The arugula & pear salad? Mini fish tacos? Risotto cake? Oh wait – the gluten free ravioli? Or the grilled cod?
F.I.S.H Restaurant & Bar located in the heart of downtown Stamford, CT, has an impressive selection of kosher-friendly fish and vegetarian options. They serve them in a chic and inviting atmosphere. The biggest challenge was choosing what to order, given the diverse and tantalizing temptations.
High hopes reigned supreme for this fresh fish restaurant considering that the owners have been at the helm of the long popular Quattro Pazzi and Osianna restaurants in Fairfield, CT.
“What we are trying to do here at F.I.S.H is bring Stamford high quality fish with multiple options of preparations to satisfy the wide range of palates we have in our community,” says Chef Domenico Gurliacci IV.” And boy, did they get this spot on.
After a few minutes of deliberation I opted for the shaved brussels sprouts salad, lightly dressed with a truffle vinaigrette. It was delicious ,with hazelnuts lending a satisfying richness and crunch.
The portobello risotto cake was also a winner. The fontina cheese was complemented nicely by the earthiness of the portobello mushrooms (check out the recipe below).
The beautifully presented tuna carpaccio appetizer is a great light meal or to would be the perfect share with a friend. Served on flatbread, it was lightly dressed with soy sauce and sesame seeds. If only the flatbread had been crsip; in fact it was soft and a little wet due to the moist tuna; nonetheless, it was tasty. The pickled ginger and scallions lent a little welcome spice.
I was pleased to learn that they source the majority of their fish from Fulton Fish Market, where the Chef & owner visit regularly to ensure they know exactly where their products are coming from and that they are the best quality.

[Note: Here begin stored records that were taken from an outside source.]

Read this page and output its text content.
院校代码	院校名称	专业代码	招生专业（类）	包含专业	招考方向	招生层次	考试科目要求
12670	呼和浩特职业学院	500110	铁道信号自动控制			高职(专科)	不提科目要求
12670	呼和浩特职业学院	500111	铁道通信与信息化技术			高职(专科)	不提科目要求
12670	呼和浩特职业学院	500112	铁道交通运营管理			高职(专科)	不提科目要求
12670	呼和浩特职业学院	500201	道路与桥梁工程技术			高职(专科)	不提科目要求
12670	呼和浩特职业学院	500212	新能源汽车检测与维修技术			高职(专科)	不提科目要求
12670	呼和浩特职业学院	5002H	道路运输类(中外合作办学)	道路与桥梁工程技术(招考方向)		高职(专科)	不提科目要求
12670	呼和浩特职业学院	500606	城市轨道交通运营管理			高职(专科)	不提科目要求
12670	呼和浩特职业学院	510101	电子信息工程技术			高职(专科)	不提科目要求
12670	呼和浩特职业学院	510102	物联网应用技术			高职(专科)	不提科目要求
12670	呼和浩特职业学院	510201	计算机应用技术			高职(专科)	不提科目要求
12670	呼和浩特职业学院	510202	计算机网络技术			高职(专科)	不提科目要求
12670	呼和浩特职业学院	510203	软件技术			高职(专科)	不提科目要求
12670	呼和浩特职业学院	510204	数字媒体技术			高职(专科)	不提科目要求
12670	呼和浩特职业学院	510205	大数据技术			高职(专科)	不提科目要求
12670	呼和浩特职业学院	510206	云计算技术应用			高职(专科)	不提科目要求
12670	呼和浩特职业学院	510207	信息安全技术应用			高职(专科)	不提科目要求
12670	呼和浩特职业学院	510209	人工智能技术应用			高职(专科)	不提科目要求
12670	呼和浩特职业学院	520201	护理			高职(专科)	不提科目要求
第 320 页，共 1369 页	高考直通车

“Our other seafood supplier deals directly with fisherman and we receive a phone call in the afternoon as the boats are heading back in for the day, alerting us of what the catch was so we can have first pick before it hits auction,” clarified Chef Domenico.
For the main dish I chose the halibut, which I requested grilled, with a red coconut curry sauce and wilted spinach (one of several options for preparation). This was extremely well balanced and full of flavor. The red coconut curry had a bit of heat (yet not overwhelming so) and was more of a broth than a thick curry sauce.

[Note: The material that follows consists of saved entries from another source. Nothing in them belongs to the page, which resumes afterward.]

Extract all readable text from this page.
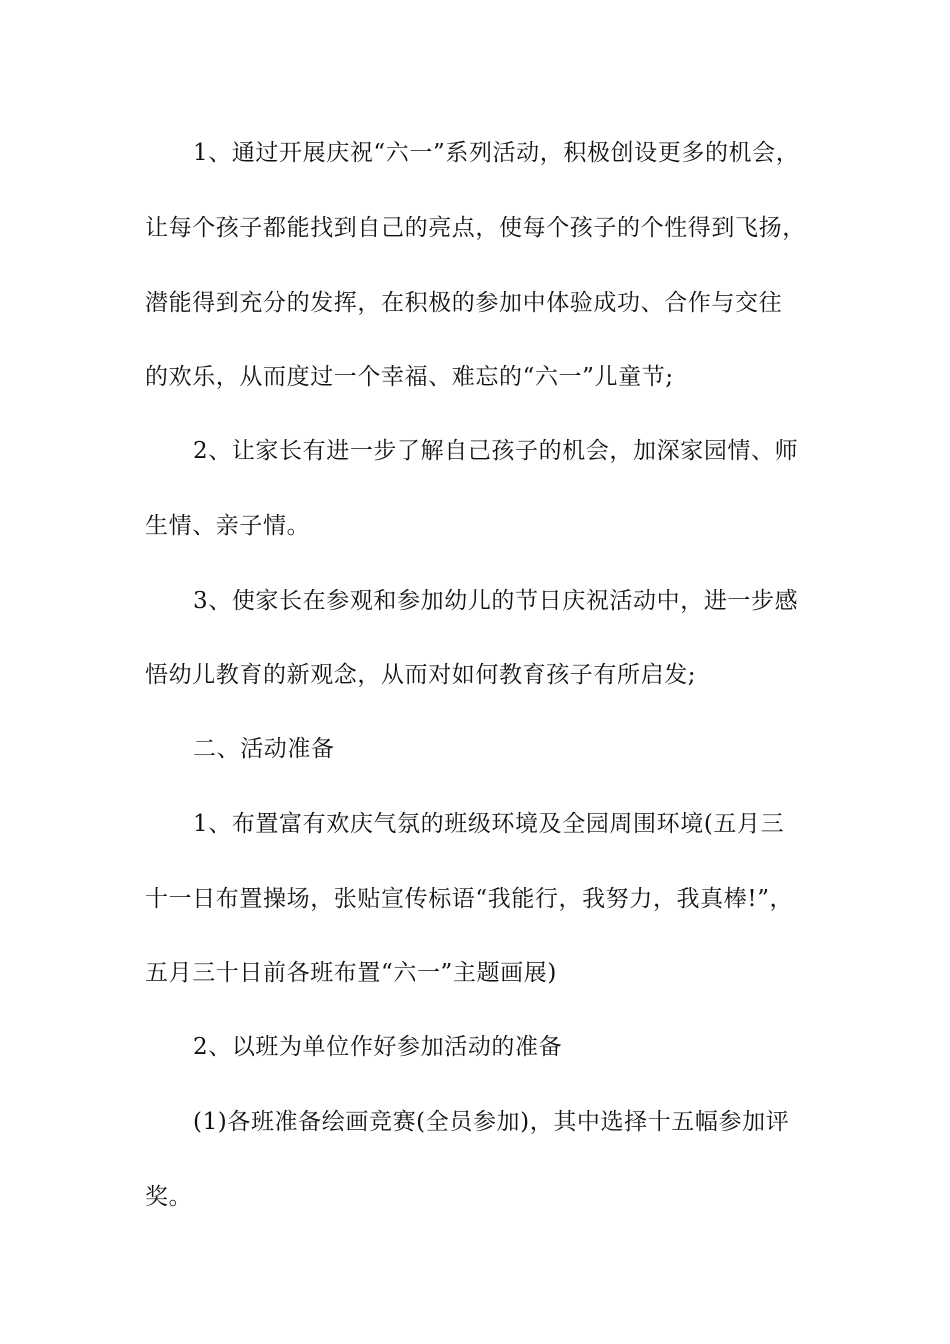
1、通过开展庆祝“六一”系列活动，积极创设更多的机会，
让每个孩子都能找到自己的亮点，使每个孩子的个性得到飞扬，
潜能得到充分的发挥，在积极的参加中体验成功、合作与交往
的欢乐，从而度过一个幸福、难忘的“六一”儿童节;
2、让家长有进一步了解自己孩子的机会，加深家园情、师
生情、亲子情。
3、使家长在参观和参加幼儿的节日庆祝活动中，进一步感
悟幼儿教育的新观念，从而对如何教育孩子有所启发;
二、活动准备
1、布置富有欢庆气氛的班级环境及全园周围环境(五月三
十一日布置操场，张贴宣传标语“我能行，我努力，我真棒!”，
五月三十日前各班布置“六一”主题画展)
2、以班为单位作好参加活动的准备
(1)各班准备绘画竞赛(全员参加)，其中选择十五幅参加评
奖。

With plenty of kosher friendly fish options and lots of cooking/flavor choices in addition to delicious sides and salads, I’ll call this one “not to be missed.”
F.I.S.H is a not-to-miss.
25 Bedford St. Stamford, CT
Tuesday – Thursday from 4pm – 1am, Friday & Saturday from 4pm – 2am, and Sunday from 4pm – midnight.
Thank you to Chef Domenico Gurliacci IV for the below recipe.
This recipe was generously shared by Chef at F-I-S-H Restaurant in Stamford, CT.
This recipe would make the perfect side dish for any fish preparation.
It is DAIRY.
- 2.5 quarts vegetable stock (you may not need all)
- 1lb Arborio or carnaroli rice
- 1 shallot or Spanish onion, finely diced
- 1 cup dry white wine
- Extra virgin olive oil
- 1 cup fontina cheese
- flour for dredging
- 3oz cava or champagne vinegar
- 3oz white truffle oil
- 4oz extra virgin olive oil
- Salt and pepper to taste
- 6-8 Brussels sprouts (shaved thin)
- 6-8 Portobello mushrooms
- Heat stock on stove
- In a separate pan add the olive oil and saute shallot until soft and translucent.
- Add rice to same pan and gently toast while constantly stirring.
- Add wine then just enough stock to cover the rice.
- Add a pinch of salt and continue to stir adding more stock as it evaporates.
- Continue this process until rice is fully cooked but still slightly moist.
- Add shredded fontina and mix well.
- Place in baking pan, set aside and allow to cool completely.
- With a metal ring or cookie cutter, cut out cakes and dredge lightly with flour.
- Pan fry in about a 1/2 inch of oil until golden brown.
- Combine all ingredients for vinaigrette in a small mixing bowl and whisk to blend. Set aside.
- Roast mushrooms with a small amount of oil, salt and pepper in a 350 degree oven for about 8-10 mins.Toss once.
- Allow to cool, then dice mushrooms.
- In a small bowl toss Brussels sprouts and diced portobellos with vinaigrette and arrange on top of risotto cake.
These risotto cakes are best made fresh and served immediately. They can be reheated in a hot oven, on a foil covered cookie sheet, though.